Five issues jump out at me.

  1. Previous papers have found that compared to other protein sources, heat-treated (thermolyzed) casein promotes colonic fermentation and creates seemingly harmful metabolic byproducts like ammonia to a greater degree without actually promoting colon cancer. This week’s study also produced deleterious changes that indicated an increase in cancer risk, but no actual cancer developed. Maybe if it were allowed to play out longer, the rats would develop colon cancer. I wouldn’t be surprised. Those gut profiles didn’t look good. But it’s not proof. Not yet.
  2. Casein usually accompanies calcium—think cheese, yogurt, and milk—which has a protective effect against colon cancer. Many animal studies indicate that calcium protects against heme-induced colon cancer. In fact, it’s often only by removing the calcium that researchers can get colon cancer to progress. I found one study that seems to bear this out. Researchers gave cooked Swiss cheese (which they called “heat treated casein”) to rats. Not only did the cheese not cause colon cancer, it protected against it.
  3. 45% of calories from casein is a different beast than 20% of calories from casein. It may be that a 45% protein diet based on casein is too much for the gut to handle.
  4. Casein may only be carcinogenic in the presence of unsaturated oils.

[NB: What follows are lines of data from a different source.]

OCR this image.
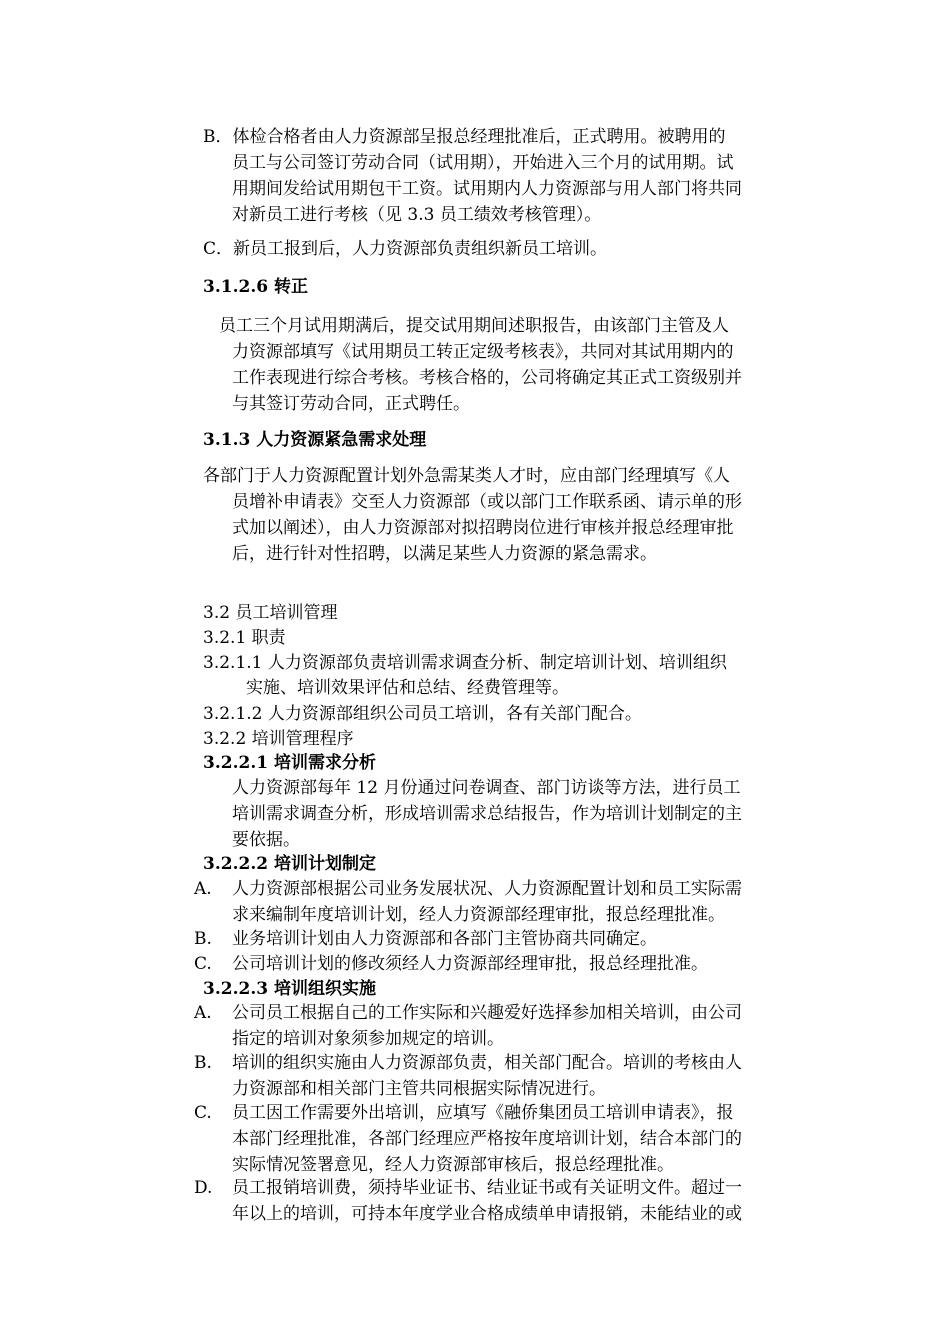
B．体检合格者由人力资源部呈报总经理批准后，正式聘用。被聘用的

员工与公司签订劳动合同（试用期），开始进入三个月的试用期。试

用期间发给试用期包干工资。试用期内人力资源部与用人部门将共同

对新员工进行考核（见 3.3 员工绩效考核管理）。

C．新员工报到后，人力资源部负责组织新员工培训。

3.1.2.6 转正

员工三个月试用期满后，提交试用期间述职报告，由该部门主管及人

力资源部填写《试用期员工转正定级考核表》，共同对其试用期内的

工作表现进行综合考核。考核合格的，公司将确定其正式工资级别并

与其签订劳动合同，正式聘任。

3.1.3 人力资源紧急需求处理

各部门于人力资源配置计划外急需某类人才时，应由部门经理填写《人

员增补申请表》交至人力资源部（或以部门工作联系函、请示单的形

式加以阐述），由人力资源部对拟招聘岗位进行审核并报总经理审批

后，进行针对性招聘，以满足某些人力资源的紧急需求。

3.2 员工培训管理

3.2.1 职责

3.2.1.1 人力资源部负责培训需求调查分析、制定培训计划、培训组织

实施、培训效果评估和总结、经费管理等。

3.2.1.2 人力资源部组织公司员工培训，各有关部门配合。

3.2.2 培训管理程序

3.2.2.1 培训需求分析

人力资源部每年 12 月份通过问卷调查、部门访谈等方法，进行员工

培训需求调查分析，形成培训需求总结报告，作为培训计划制定的主

要依据。

3.2.2.2 培训计划制定

A. 人力资源部根据公司业务发展状况、人力资源配置计划和员工实际需

求来编制年度培训计划，经人力资源部经理审批，报总经理批准。

B. 业务培训计划由人力资源部和各部门主管协商共同确定。

C. 公司培训计划的修改须经人力资源部经理审批，报总经理批准。

3.2.2.3 培训组织实施

A. 公司员工根据自己的工作实际和兴趣爱好选择参加相关培训，由公司

指定的培训对象须参加规定的培训。

B. 培训的组织实施由人力资源部负责，相关部门配合。培训的考核由人

力资源部和相关部门主管共同根据实际情况进行。

C. 员工因工作需要外出培训，应填写《融侨集团员工培训申请表》，报

本部门经理批准，各部门经理应严格按年度培训计划，结合本部门的

实际情况签署意见，经人力资源部审核后，报总经理批准。

D. 员工报销培训费，须持毕业证书、结业证书或有关证明文件。超过一

年以上的培训，可持本年度学业合格成绩单申请报销，未能结业的或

In the recent paper, the fat used in both rat diets was highly unsaturated canola oil. In the 1995 paper which found no increase in colon cancer from casein, the fat used was beef tallow (high MUFA, high SFA). I’ve shown in previous posts that colon cancer “triggers” are only triggers in the presence of high-PUFA diets, while diets higher in MUFA and SFA seem to be protective against those same colon cancer triggers. In one study, feeding heme iron to rats promoted colon cancer only when fed alongside high-PUFA safflower oil. Feeding MUFA-rich and far more oxidatively-stable olive oil alongside the heme prevented the colon carcinogenesis. Another recent study had similar results comparing PUFA to saturated coconut oil—heme led to more carcinogenicity on PUFA, none on SFA.
  5. There weren’t any fermentable fiber sources for the gut bacteria to turn into protective butyrate (cellulose is a poorly fermented fiber that produces little to no butyrate). It’s true that the control rat diet didn’t have any either, but they weren’t dealing with 45% of calories from casein. I suspect adding some resistant starch and inulin and other prebiotic fibers to the rat casein diet would have improved the gut profile, if not normalized it.

So, is casein all bad?

No. Eaten in food form as part of an overall healthy diet, casein should be fine.

There’s the Swiss cheese protecting rats from colon cancer.

There’s the fermentation of casein by lactobacillus bacteria (as seen in yogurt and cheese-making) imbuing it with antiproliferative properties in human colon cancer cells.

There’s the latest meta-analysis which found no relationship between cheese consumption (the richest source of casein) and colon cancer, as well as a protective effect of non-fermented dairy. Earlier studies say the same thing.

If you’re obtaining all your protein from isolated casein, stop doing that. Also, don’t only eat cheese. Cheese is amazing stuff, I know.

Eat some fermentable fiber. Feed your gut.

Don’t eat a refined diet. Eat food.

Don’t eat a 45% protein diet, regardless of the source. The occasional day where you binge on steak? Sure. But eating like that for perpetuity is probably a bad idea.

Be sensible.

Thanks for reading, everyone. I hope today’s post helped.